The evening news on state television showed Vice President Sai Maul Hkam visiting the town of Thabeikyin, where the report said damage included 102 homes, 21 religious buildings, 48 government offices and four schools. The town, a gold-mining center, is near the quake’s epicenter and had casualties of three dead and 35 injured. The report raised the total of officially confirmed casualties to six killed and 64 injured.

Independently compiled tallies suggested a death toll of about a dozen.

An official from Burma’s Meteorological Department said the magnitude-6.8 quake struck at 7:42 a.m. local time.

The U.S. Geological Society reported a 5.8-magnitude aftershock later Sunday, but there were no initial reports of new damage or casualties.

The biggest single deathtoll was reported by a local administrative officer in Sintku township - on the Irrawaddy River near the quake’s epicenter - who said six people had died there and another 11 were injured.

He said some of the dead were miners who were killed when a gold mine collapsed. He spoke on condition of anonymity because local officials are normally not allowed to release information to the media.

Rumors circulated in Rangoon of other mine collapses trapping workers, but none of the reports could be confirmed.

News reports said several people died when a bridge under construction across the Irrawaddy River collapsed east of Shwebo. The bridge linked the town of Sintku, 40 miles north of Mandalay on the east bank of the Irrawaddy, with Kyaukmyaung on the west bank.

The website of Weekly Eleven magazine said four people were killed and 25 injured when the bridge, which was 80 percent finished, fell. The local government announced a toll of two dead and 16 injured. All of the victims appeared to be workers.

However, a Shwebo police officer, also speaking on condition of anonymity, said just one person was confirmed dead from the bridge’s collapse, while five were still unaccounted for.

Weekly Eleven also said two monasteries in Kyaukmyaung collapsed, killing two people.

“This is the worst earthquake I felt in my entire life,” said Soe Soe, a 52-year-old Shwebo resident.

She said the huge concrete gate of a local monastery collapsed and several sculptures from another pagoda in the town were damaged.

Other damage was reported in Mogok, a major gemmining area just east of the quake’s epicenter. Temples were damaged there, as were some abandoned mines.

“Landslides occurred at some old ruby mines, but there were no casualties because these are old mines,” Sein Win, a Mogok resident, said by phone.

State television reported that more than a dozen pagodas and stupas in five townships were damaged, and many of them had their so-called “umbrellas” atop the dome-shaped structures crash down.

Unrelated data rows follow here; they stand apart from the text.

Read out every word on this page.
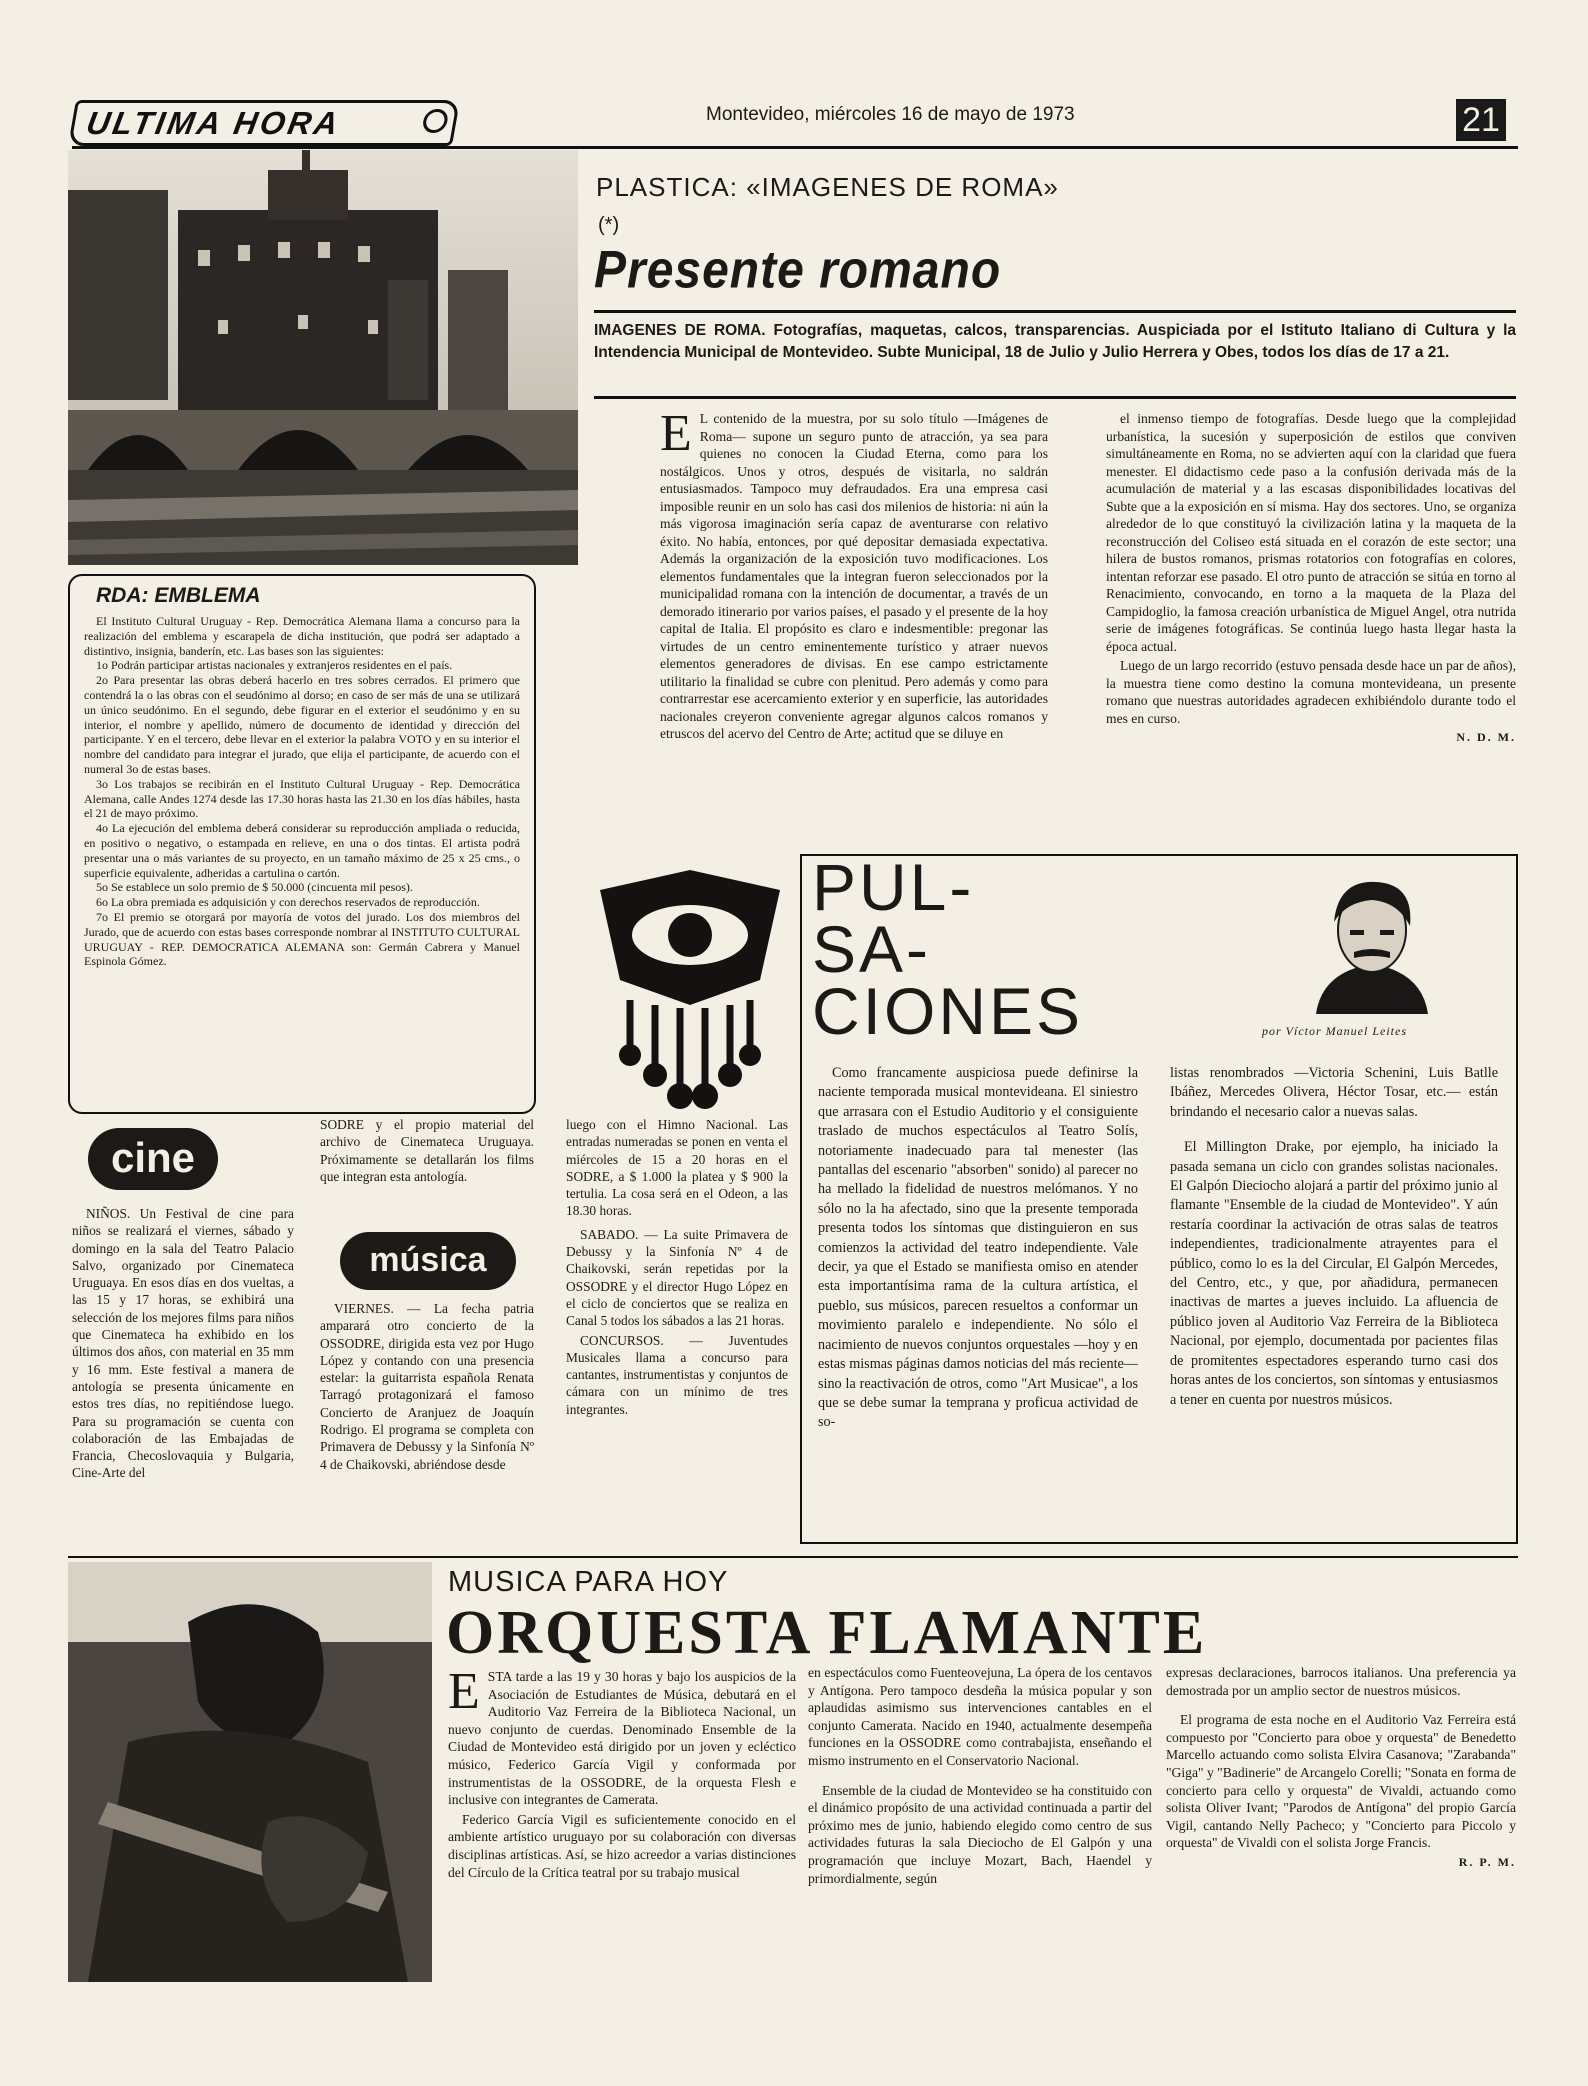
ULTIMA HORA	Montevideo, miércoles 16 de mayo de 1973	21
PLASTICA: «IMAGENES DE ROMA»
(*)
Presente romano
IMAGENES DE ROMA. Fotografías, maquetas, calcos, transparencias. Auspiciada por el Istituto Italiano di Cultura y la Intendencia Municipal de Montevideo. Subte Municipal, 18 de Julio y Julio Herrera y Obes, todos los días de 17 a 21.
E L contenido de la muestra, por su solo título —Imágenes de Roma— supone un seguro punto de atracción, ya sea para quienes no conocen la Ciudad Eterna, como para los nostálgicos. Unos y otros, después de visitarla, no saldrán entusiasmados. Tampoco muy defraudados. Era una empresa casi imposible reunir en un solo has casi dos milenios de historia: ni aún la más vigorosa imaginación sería capaz de aventurarse con relativo éxito. No había, entonces, por qué depositar demasiada expectativa. Además la organización de la exposición tuvo modificaciones. Los elementos fundamentales que la integran fueron seleccionados por la municipalidad romana con la intención de documentar, a través de un demorado itinerario por varios países, el pasado y el presente de la hoy capital de Italia. El propósito es claro e indesmentible: pregonar las virtudes de un centro eminentemente turístico y atraer nuevos elementos generadores de divisas. En ese campo estrictamente utilitario la finalidad se cubre con plenitud. Pero además y como para contrarrestar ese acercamiento exterior y en superficie, las autoridades nacionales creyeron conveniente agregar algunos calcos romanos y etruscos del acervo del Centro de Arte; actitud que se diluye en

el inmenso tiempo de fotografías. Desde luego que la complejidad urbanística, la sucesión y superposición de estilos que conviven simultáneamente en Roma, no se advierten aquí con la claridad que fuera menester. El didactismo cede paso a la confusión derivada más de la acumulación de material y a las escasas disponibilidades locativas del Subte que a la exposición en sí misma. Hay dos sectores. Uno, se organiza alrededor de lo que constituyó la civilización latina y la maqueta de la reconstrucción del Coliseo está situada en el corazón de este sector; una hilera de bustos romanos, prismas rotatorios con fotografías en colores, intentan reforzar ese pasado. El otro punto de atracción se sitúa en torno al Renacimiento, convocando, en torno a la maqueta de la Plaza del Campidoglio, la famosa creación urbanística de Miguel Angel, otra nutrida serie de imágenes fotográficas. Se continúa luego hasta llegar hasta la época actual.

Luego de un largo recorrido (estuvo pensada desde hace un par de años), la muestra tiene como destino la comuna montevideana, un presente romano que nuestras autoridades agradecen exhibiéndolo durante todo el mes en curso.

N. D. M.
RDA: EMBLEMA

El Instituto Cultural Uruguay - Rep. Democrática Alemana llama a concurso para la realización del emblema y escarapela de dicha institución, que podrá ser adaptado a distintivo, insignia, banderín, etc. Las bases son las siguientes:

1o Podrán participar artistas nacionales y extranjeros residentes en el país.

2o Para presentar las obras deberá hacerlo en tres sobres cerrados. El primero que contendrá la o las obras con el seudónimo al dorso; en caso de ser más de una se utilizará un único seudónimo. En el segundo, debe figurar en el exterior el seudónimo y en su interior, el nombre y apellido, número de documento de identidad y dirección del participante. Y en el tercero, debe llevar en el exterior la palabra VOTO y en su interior el nombre del candidato para integrar el jurado, que elija el participante, de acuerdo con el numeral 3o de estas bases.

3o Los trabajos se recibirán en el Instituto Cultural Uruguay - Rep. Democrática Alemana, calle Andes 1274 desde las 17.30 horas hasta las 21.30 en los días hábiles, hasta el 21 de mayo próximo.

4o La ejecución del emblema deberá considerar su reproducción ampliada o reducida, en positivo o negativo, o estampada en relieve, en una o dos tintas. El artista podrá presentar una o más variantes de su proyecto, en un tamaño máximo de 25 x 25 cms., o superficie equivalente, adheridas a cartulina o cartón.

5o Se establece un solo premio de $ 50.000 (cincuenta mil pesos).

6o La obra premiada es adquisición y con derechos reservados de reproducción.

7o El premio se otorgará por mayoría de votos del jurado. Los dos miembros del Jurado, que de acuerdo con estas bases corresponde nombrar al INSTITUTO CULTURAL URUGUAY - REP. DEMOCRATICA ALEMANA son: Germán Cabrera y Manuel Espinola Gómez.

PUL-
SA-
CIONES	por Víctor Manuel Leites

Como francamente auspiciosa puede definirse la naciente temporada musical montevideana. El siniestro que arrasara con el Estudio Auditorio y el consiguiente traslado de muchos espectáculos al Teatro Solís, notoriamente inadecuado para tal menester (las pantallas del escenario "absorben" sonido) al parecer no ha mellado la fidelidad de nuestros melómanos. Y no sólo no la ha afectado, sino que la presente temporada presenta todos los síntomas que distinguieron en sus comienzos la actividad del teatro independiente. Vale decir, ya que el Estado se manifiesta omiso en atender esta importantísima rama de la cultura artística, el pueblo, sus músicos, parecen resueltos a conformar un movimiento paralelo e independiente. No sólo el nacimiento de nuevos conjuntos orquestales —hoy y en estas mismas páginas damos noticias del más reciente— sino la reactivación de otros, como "Art Musicae", a los que se debe sumar la temprana y proficua actividad de so-

listas renombrados —Victoria Schenini, Luis Batlle Ibáñez, Mercedes Olivera, Héctor Tosar, etc.— están brindando el necesario calor a nuevas salas.

El Millington Drake, por ejemplo, ha iniciado la pasada semana un ciclo con grandes solistas nacionales. El Galpón Dieciocho alojará a partir del próximo junio al flamante "Ensemble de la ciudad de Montevideo". Y aún restaría coordinar la activación de otras salas de teatros independientes, tradicionalmente atrayentes para el público, como lo es la del Circular, El Galpón Mercedes, del Centro, etc., y que, por añadidura, permanecen inactivas de martes a jueves incluido. La afluencia de público joven al Auditorio Vaz Ferreira de la Biblioteca Nacional, por ejemplo, documentada por pacientes filas de promitentes espectadores esperando turno casi dos horas antes de los conciertos, son síntomas y entusiasmos a tener en cuenta por nuestros músicos.

cine

NIÑOS. Un Festival de cine para niños se realizará el viernes, sábado y domingo en la sala del Teatro Palacio Salvo, organizado por Cinemateca Uruguaya. En esos días en dos vueltas, a las 15 y 17 horas, se exhibirá una selección de los mejores films para niños que Cinemateca ha exhibido en los últimos dos años, con material en 35 mm y 16 mm. Este festival a manera de antología se presenta únicamente en estos tres días, no repitiéndose luego. Para su programación se cuenta con colaboración de las Embajadas de Francia, Checoslovaquia y Bulgaria, Cine-Arte del

SODRE y el propio material del archivo de Cinemateca Uruguaya. Próximamente se detallarán los films que integran esta antología.

música

VIERNES. — La fecha patria amparará otro concierto de la OSSODRE, dirigida esta vez por Hugo López y contando con una presencia estelar: la guitarrista española Renata Tarragó protagonizará el famoso Concierto de Aranjuez de Joaquín Rodrigo. El programa se completa con Primavera de Debussy y la Sinfonía Nº 4 de Chaikovski, abriéndose desde

luego con el Himno Nacional. Las entradas numeradas se ponen en venta el miércoles de 15 a 20 horas en el SODRE, a $ 1.000 la platea y $ 900 la tertulia. La cosa será en el Odeon, a las 18.30 horas.

SABADO. — La suite Primavera de Debussy y la Sinfonía Nº 4 de Chaikovski, serán repetidas por la OSSODRE y el director Hugo López en el ciclo de conciertos que se realiza en Canal 5 todos los sábados a las 21 horas.

CONCURSOS. — Juventudes Musicales llama a concurso para cantantes, instrumentistas y conjuntos de cámara con un mínimo de tres integrantes.

MUSICA PARA HOY
ORQUESTA FLAMANTE
E STA tarde a las 19 y 30 horas y bajo los auspicios de la Asociación de Estudiantes de Música, debutará en el Auditorio Vaz Ferreira de la Biblioteca Nacional, un nuevo conjunto de cuerdas. Denominado Ensemble de la Ciudad de Montevideo está dirigido por un joven y ecléctico músico, Federico García Vigil y conformada por instrumentistas de la OSSODRE, de la orquesta Flesh e inclusive con integrantes de Camerata.

Federico García Vigil es suficientemente conocido en el ambiente artístico uruguayo por su colaboración con diversas disciplinas artísticas. Así, se hizo acreedor a varias distinciones del Círculo de la Crítica teatral por su trabajo musical

en espectáculos como Fuenteovejuna, La ópera de los centavos y Antígona. Pero tampoco desdeña la música popular y son aplaudidas asimismo sus intervenciones cantables en el conjunto Camerata. Nacido en 1940, actualmente desempeña funciones en la OSSODRE como contrabajista, enseñando el mismo instrumento en el Conservatorio Nacional.

Ensemble de la ciudad de Montevideo se ha constituido con el dinámico propósito de una actividad continuada a partir del próximo mes de junio, habiendo elegido como centro de sus actividades futuras la sala Dieciocho de El Galpón y una programación que incluye Mozart, Bach, Haendel y primordialmente, según

expresas declaraciones, barrocos italianos. Una preferencia ya demostrada por un amplio sector de nuestros músicos.

El programa de esta noche en el Auditorio Vaz Ferreira está compuesto por "Concierto para oboe y orquesta" de Benedetto Marcello actuando como solista Elvira Casanova; "Zarabanda" "Giga" y "Badinerie" de Arcangelo Corelli; "Sonata en forma de concierto para cello y orquesta" de Vivaldi, actuando como solista Oliver Ivant; "Parodos de Antígona" del propio García Vigil, cantando Nelly Pacheco; y "Concierto para Piccolo y orquesta" de Vivaldi con el solista Jorge Francis.

R. P. M.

The uppermost parts of the domes usually contain encased relics of the Buddha and small Buddha images, and sometimes jewels. Damage to them is taken as a bad omen.

State television also reported that the tremors shifted the Mingun Bell, which people in Burma claim is the world’s largest functioning bell, off its base. The nearly 12-foothigh bell, which weighs in at 200,000 pounds, was installed in 1810 and is a popular tourist attraction at a pagoda outside Mandalay.

Burma is often called Myanmar, a name that ruling military authorities adopted in 1989. Regime opponents have refused to adopt the name change, as have the U.S. and Britain.

The quake happened in a region frequently hit by small temblors that usually cause little damage. Burma suffered a quake of similar size in March last year near the northeastern border town of Tachileik. Last year’s 6.8 magnitude quake killed 74 people and injured 111.